Das ZDF nutzte für seine EM-Moderationen häufig auch die von der EBU angebotenen Stand-up-Positionen in der Media Base an der Pariser Fanzone mit Blick auf den Eiffelturm. Die ARD wiederum setzte mehr auf gläserne Studios in den Stadien.

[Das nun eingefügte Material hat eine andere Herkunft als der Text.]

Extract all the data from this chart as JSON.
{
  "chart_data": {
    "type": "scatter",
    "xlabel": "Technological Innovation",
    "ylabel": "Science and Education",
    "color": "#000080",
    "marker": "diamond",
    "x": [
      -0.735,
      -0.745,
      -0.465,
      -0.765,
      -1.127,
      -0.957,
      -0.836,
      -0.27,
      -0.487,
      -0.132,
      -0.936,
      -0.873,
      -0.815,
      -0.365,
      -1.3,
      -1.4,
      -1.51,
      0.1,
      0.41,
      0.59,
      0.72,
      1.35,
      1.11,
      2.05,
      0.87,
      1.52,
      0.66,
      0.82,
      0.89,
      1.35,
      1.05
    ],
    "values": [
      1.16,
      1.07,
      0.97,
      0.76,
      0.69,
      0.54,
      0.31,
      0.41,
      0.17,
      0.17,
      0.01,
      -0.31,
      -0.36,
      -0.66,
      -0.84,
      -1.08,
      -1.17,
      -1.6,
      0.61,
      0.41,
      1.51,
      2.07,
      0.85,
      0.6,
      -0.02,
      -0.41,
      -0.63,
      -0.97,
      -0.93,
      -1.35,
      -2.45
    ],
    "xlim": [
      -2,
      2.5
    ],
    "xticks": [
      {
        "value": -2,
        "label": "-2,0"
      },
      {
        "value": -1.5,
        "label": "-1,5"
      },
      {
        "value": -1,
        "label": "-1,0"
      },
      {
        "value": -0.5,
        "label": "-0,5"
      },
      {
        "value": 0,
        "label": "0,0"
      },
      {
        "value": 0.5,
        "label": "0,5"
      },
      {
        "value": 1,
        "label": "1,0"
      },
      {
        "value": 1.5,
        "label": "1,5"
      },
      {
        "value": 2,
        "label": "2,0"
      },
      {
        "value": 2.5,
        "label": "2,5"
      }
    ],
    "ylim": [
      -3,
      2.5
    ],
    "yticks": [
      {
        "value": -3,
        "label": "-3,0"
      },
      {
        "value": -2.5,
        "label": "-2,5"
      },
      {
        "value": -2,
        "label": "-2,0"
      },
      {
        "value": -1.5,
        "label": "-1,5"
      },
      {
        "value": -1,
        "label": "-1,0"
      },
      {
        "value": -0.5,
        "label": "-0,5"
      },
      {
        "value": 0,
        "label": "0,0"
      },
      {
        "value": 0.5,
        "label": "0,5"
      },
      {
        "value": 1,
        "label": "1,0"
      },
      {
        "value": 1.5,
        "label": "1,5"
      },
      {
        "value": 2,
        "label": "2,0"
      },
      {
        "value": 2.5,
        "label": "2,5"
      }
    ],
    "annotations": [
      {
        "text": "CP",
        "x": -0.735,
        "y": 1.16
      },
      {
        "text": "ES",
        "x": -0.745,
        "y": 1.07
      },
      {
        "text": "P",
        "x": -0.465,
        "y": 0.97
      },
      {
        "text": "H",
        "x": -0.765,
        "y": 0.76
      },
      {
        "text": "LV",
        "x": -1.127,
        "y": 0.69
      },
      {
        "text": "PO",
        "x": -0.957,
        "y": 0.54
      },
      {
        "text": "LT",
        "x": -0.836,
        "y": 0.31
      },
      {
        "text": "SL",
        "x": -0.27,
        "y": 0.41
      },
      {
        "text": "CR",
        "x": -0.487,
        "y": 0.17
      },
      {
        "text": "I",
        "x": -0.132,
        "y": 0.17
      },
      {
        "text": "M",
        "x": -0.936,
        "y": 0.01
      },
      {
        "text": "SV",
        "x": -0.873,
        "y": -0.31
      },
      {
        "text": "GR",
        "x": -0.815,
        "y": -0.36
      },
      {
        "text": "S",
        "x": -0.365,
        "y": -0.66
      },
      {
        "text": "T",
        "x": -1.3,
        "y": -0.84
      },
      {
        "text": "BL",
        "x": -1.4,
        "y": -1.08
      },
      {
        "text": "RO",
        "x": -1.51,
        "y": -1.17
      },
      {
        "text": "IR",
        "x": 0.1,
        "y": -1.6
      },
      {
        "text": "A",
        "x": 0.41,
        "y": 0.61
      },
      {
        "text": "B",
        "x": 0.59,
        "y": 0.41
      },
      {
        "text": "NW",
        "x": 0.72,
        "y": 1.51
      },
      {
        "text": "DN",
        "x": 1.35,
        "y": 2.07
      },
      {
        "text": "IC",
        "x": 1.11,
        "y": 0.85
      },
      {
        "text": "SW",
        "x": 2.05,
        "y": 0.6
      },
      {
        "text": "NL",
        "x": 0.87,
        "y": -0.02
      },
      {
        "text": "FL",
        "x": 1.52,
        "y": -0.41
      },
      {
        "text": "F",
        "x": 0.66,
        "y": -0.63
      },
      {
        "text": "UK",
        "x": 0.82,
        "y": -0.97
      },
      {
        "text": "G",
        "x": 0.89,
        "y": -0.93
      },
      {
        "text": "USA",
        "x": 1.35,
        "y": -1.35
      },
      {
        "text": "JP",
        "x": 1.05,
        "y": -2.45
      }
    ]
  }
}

ARD und ZDF nutzen wie bei allen großen Sport-Events wie der Fußball-Europameisterschaft UEFA EURO 2016 auch bei den Olympischen Spielen 2016 im Bereich Medienproduktion, -management und -distribution Workflow-Lösungen von Avid. Eingesetzt wurden insbesondere Avids Asset Management- und Zentralspeicher-Systeme, in das sich Drittanbieterlösungen nahtlos integrieren lassen. Bereitgestellt und installiert wurden die Avid-Lösungen vom Systemintegrator Qvest Media. Zum Einsatz kamen bei der mobilen und flexiblen Infrastruktur das Media Asset Management-System Avid Interplay sowie Avid Shared Storage Systeme; der Schnitt erfolgte auf Media Composer Nitris DX, während iNEWS und mehrere Interplay-Systeme für die Nachrichtenproduktion genutzt wurden. Zum integrierten, file-basierten HD-Workflow gehörten für Ingest und Playout auch der Media Server XT3 sowie der IP Director von EVS sowie eine Grafiklösung von Vizrt. Das Erste registrierte bei seinen EM-Übertragungen im Schnitt 13,6 Millionen Zuschauer – das entspricht einem Marktanteil von 51,1 Prozent. Das meist gesehene Spiel war dabei mit 28,5 Millionen und einem Marktanteil von 79,7 Prozent das Viertelfinale zwischen Deutschland und Italien. Auch das Angebot von sportschau.de wurde stark nachgefragt. Die Website und die Sportschau-App hatten im Zeitraum vom 10. Juni bis zum 10. Juli insgesamt 33 Millionen Visits und 123,2 Millionen Page Impressions. Die Videos im neuen Multicam-Angebot der Sportschau, bei dem man Livestreams und Highlight-Videos aus verschiedenen Kameraperspektiven betrachten kann, wurden rund 3,9 Millionen Mal abgerufen. Top-Video bei YouTube ist mit bislang knapp 946.000 Abrufen die Zusammenfassung des Viertelfinalspiels der deutschen Mannschaft gegen Italien. Alle Spiele, die Das Erste und das ZDF übertrugen, wurden erstmals mit einer Audio-Deskription für sehbehinderte und blinde Zuschauerinnen und Zuschauer versehen. Speziell geschulte Mitarbeiterinnen und Mitarbeiter beschrieben detailliert für jedes dieser Spiele das Fernsehbild. Das hatte es in diesem Umfang und in dieser Qualität bisher nicht gegeben. Das Angebot konnte im Zweikanalton genutzt werden.